Because I have a circle of friends, like yourself, who have slipped and slid into the cracks of that odious system.
Ignorance is bliss..
not.
yeah we need more prisons...
not

Changeseeker said...

Sorrow: Starbucks, huh? Well, isn't THAT interesting? I can see how the packaging would lend itself to prison labor, but where are they picking beans? Do you mean that giant bags of beans are delivered and then the prisoners pick out the "bad" ones (or something)? Good grief!! Inquiring minds (in my globalization class, race class, and social problems class) want to know. And thanks, thanks, thanks for this input. So much for Starbucks...

Professor Zero said...

I need to go to Angola. Should go twice since it's unrealistic to go to two parts of it in the same day. Keep talking about it. I am a lazy thing and haven't been in almost a year.

Changeseeker said...

I wouldn't be hard to cajole into it, PZ. ;^) What do you think?

Macon D said...

Thank you for these reminders of another shameful horror that most Americans prefer not to think about. Me too, actually--I've had this post open in a Tab for awhile now, waiting for me to read it. For some reason, I kept putting it off. I think that reluctance of mine to simply read this post is a symptom, of how the general American culture's indifference to the facts you present here affects even those of us who care about such things. Your work with prisoners, though, and this post, are admirable movements against the grain.

Changeseeker said...

Yes, Macon, I am more conscious of this situation on many levels. Yet I have "owed" a prisoner a letter for at least six months (or more). We move so quickly through our days and their world is pretty much held in abeyance in many respects. It is as though they don't exist (and they express feeling that way). That's why I like to go in. Because sometimes, for the moment when somebody from the "outside" looks at them, they feel acknowledged and even alive. And that such a huge gift for such a small cost.

Chocoholic said...

Ugh, I just found this post...and blog..and had to comment on this one.
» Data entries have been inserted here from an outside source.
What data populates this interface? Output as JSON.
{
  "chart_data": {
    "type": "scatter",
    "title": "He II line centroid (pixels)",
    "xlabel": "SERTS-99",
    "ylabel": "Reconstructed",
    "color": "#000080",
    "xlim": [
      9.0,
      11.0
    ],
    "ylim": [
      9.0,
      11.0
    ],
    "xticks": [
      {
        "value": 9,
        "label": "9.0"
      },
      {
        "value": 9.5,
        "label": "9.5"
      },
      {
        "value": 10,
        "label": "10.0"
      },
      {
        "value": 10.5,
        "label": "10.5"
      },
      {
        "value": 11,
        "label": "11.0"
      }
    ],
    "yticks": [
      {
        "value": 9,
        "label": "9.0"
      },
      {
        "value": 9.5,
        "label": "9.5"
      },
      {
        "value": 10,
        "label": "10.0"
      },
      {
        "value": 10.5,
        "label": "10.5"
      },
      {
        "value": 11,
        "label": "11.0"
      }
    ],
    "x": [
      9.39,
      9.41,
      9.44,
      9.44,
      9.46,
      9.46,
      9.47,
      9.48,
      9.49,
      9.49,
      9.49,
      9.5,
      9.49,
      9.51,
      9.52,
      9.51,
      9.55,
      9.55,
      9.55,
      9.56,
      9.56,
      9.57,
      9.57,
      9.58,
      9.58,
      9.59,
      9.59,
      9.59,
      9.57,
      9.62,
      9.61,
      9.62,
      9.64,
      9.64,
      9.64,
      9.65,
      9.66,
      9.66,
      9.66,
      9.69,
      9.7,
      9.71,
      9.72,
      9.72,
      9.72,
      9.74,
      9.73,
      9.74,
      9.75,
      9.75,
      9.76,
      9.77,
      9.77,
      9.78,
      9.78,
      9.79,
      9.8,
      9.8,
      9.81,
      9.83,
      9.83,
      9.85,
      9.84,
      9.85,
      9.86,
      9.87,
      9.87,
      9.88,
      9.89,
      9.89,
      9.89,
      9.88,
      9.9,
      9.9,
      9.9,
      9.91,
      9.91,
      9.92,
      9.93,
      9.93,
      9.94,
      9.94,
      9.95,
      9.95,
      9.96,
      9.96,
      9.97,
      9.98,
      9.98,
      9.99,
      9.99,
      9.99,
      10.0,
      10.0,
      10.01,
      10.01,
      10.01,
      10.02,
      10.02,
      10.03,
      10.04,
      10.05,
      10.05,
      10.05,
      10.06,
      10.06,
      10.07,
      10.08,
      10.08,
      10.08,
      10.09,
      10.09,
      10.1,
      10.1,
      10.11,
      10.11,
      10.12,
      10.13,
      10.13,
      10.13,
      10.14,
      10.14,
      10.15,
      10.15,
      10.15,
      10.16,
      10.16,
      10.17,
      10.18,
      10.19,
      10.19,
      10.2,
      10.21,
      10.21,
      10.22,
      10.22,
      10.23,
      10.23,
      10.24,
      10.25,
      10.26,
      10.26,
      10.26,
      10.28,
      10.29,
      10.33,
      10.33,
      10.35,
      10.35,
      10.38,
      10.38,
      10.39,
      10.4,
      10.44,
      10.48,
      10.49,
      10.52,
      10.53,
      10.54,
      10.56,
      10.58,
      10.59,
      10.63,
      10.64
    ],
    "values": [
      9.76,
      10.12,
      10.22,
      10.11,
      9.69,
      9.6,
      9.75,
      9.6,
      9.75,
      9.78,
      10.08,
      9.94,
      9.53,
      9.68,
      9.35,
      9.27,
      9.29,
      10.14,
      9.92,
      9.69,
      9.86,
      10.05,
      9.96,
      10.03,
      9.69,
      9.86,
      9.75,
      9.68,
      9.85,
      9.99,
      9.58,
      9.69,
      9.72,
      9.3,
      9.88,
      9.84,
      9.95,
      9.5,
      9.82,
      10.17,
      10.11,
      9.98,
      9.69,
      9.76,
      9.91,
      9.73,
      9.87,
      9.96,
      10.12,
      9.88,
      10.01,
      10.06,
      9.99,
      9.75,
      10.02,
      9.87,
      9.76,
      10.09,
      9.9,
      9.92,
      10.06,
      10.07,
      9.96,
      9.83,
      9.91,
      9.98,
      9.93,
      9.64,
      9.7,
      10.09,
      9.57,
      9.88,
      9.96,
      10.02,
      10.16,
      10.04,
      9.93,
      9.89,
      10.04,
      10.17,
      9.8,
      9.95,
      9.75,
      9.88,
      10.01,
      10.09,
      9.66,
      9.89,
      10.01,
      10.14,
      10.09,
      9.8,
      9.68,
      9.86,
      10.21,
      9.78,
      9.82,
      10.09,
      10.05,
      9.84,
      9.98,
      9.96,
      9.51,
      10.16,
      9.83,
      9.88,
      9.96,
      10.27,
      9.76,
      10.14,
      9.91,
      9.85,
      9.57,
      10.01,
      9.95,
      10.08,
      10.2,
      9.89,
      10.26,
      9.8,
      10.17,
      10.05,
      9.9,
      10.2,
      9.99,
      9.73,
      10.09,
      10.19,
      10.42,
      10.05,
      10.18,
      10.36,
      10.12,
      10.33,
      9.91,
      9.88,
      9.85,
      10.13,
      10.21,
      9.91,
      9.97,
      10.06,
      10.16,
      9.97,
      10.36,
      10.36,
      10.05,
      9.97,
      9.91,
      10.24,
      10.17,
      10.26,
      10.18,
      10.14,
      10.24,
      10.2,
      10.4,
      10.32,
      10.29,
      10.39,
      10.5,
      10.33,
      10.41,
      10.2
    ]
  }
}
I heard the story about Angola prison on NPR the other day and my thoughts while driving were "This sounds an awful lot like slavery." I'm definitely going to have to read those books you mentioned as I wanted to know more about how prison labor can be used like that.

Changeseeker said...

Hey, Chocoholic. Welcome to my house. You'll find those books veeeeery informational. And drop by anytime.